Monza è rossa. Oggi più che mai. Il rosso della Ferrari naturalmente. Ma anche il rosso dell’orgoglio. E di quel riscatto che tutti noi attendevamo. Ma la consacrazione è arrivata grazie a Kimi, il gregario perfetto, che ha saputo travestirsi da leader nel sabato brianzolo.
Monza che chiama. Monza che si ama. Monza che crea aspettative, che genera incertezze emotive. Monza che si veste d’orgoglio, che ferisce, che infierisce. L’inferno rosso per Hamilton, il paradiso per il grande cuore Ferrari. Nel mezzo del cammin di questo campionato, sempre più teso, ancora più conteso.
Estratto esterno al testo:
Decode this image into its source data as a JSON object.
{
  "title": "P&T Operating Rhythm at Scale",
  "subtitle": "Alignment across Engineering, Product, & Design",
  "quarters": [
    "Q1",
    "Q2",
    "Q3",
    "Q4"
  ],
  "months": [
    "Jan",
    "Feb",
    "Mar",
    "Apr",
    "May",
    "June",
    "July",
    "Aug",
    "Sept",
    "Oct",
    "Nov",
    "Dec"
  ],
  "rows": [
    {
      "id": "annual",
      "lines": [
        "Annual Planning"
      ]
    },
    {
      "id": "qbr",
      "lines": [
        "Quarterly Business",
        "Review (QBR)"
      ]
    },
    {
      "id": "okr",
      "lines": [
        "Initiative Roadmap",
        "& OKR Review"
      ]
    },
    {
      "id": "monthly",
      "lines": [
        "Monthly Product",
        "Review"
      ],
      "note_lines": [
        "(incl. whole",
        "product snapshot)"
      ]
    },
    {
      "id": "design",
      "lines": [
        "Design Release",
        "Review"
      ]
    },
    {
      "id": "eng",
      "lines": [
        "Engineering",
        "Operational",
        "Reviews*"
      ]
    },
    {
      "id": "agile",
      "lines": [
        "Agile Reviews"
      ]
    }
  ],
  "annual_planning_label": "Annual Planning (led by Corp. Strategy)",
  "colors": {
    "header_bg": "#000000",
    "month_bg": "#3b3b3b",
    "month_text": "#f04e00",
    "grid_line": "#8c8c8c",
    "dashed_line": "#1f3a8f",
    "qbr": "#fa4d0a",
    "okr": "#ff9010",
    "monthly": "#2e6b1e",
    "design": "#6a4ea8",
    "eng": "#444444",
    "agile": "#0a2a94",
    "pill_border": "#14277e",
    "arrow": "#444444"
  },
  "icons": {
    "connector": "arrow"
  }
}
C’è Lewis Hamilton che non molla, che sa mantenere il contatto. Da buon cannibale assetato di vendetta chiama l’arrembaggio. Lo cerca e lo crea con un tempo spettacolare nella Q3. Un colpo da maestro che fa tremare la folla, ma che non riesce a placare la marea rossa. Restano solo quattro minuti o poco più. Per riprendersi un feudo. Per marcare il territorio. Per riconquistare un sogno. Non c’è argento in questo sabato, a dispetto delle nuvole incombenti, del grigio onnipresente, della minaccia di pioggia. Non c’è Hamilton che tenga. La Ferrari incede, secca e implacabile a scolpire il suo messaggio. Transita per primo Sebastian, che ce la fa per un niente a riprendersi la prima posizione. Una preghiera, un coro, un boato. Poi arriva Kimi. Ed è un urlo represso. È il suo grazie composto e forse commosso. È la nostra pole position.
C’è una pole da record oggi a Monza. Una pole che da sola vale più di una vittoria. Il record dei record scolpito nel nome della velocità. Un numero simbolico: 1.19.119. Il cronometro si ferma e si fraziona in due parti identiche. Un repetita iuvant capace di generare un distacco importante da Hamilton, come sempre immancabilmente, ma questa volta inutilmente, perfetto.
Non sorride Vettel, insolitamente secondo, inesorabilmente all’ombra di un compagno rinvigorito. Ma gioisce un autodromo intero per il suo campione ritrovato. Per una cabala favorevole, per una doppietta autorevole. Come non capitava da 18 anni.
Intanto Kimi non si smentisce. Poche e misurate parole, nessun sussulto, nessun cenno del viso. Gli occhi al solito immediatamente nascosti sotto al riparo delle lenti scure. Lenti scure come quelle dietro alle quali soleva celarsi Enzo Ferrari, il grande condottiero. A trent’anni dalla sua morte, mentre si registra un’altra terribile scomparsa in casa Ferrari, il Cavallino risorge. Per Marchionne, per i tifosi, per i piloti. Tutti insieme in cerca di una redenzione e di un’affermazione che manca da troppo tempo.
Mentre aspetta conferme dal futuro Raikkonen fa suo un pezzo di storia. Si riprende Monza, con la fame disperata di chi non sa se potrà ancora conquistarla. Con l’appetito ingordo di chi ha subito un torto del destino a Spa. Nell’eterno supplizio di Tantalo che lo costringe a raccogliere le briciole lasciate da un altro. Eppure oggi Monza è di Kimi, nel tripudio delle onnipresenti bandiere biancoazzurre. Mentre Sebastian osserva impotente, defraudato della sua leadership. Vittorioso sull’avversario diretto, ma sconfitto dal suo compagno. Un compagno di poche parole, ma che oggi intona il suo splendido canto del cigno.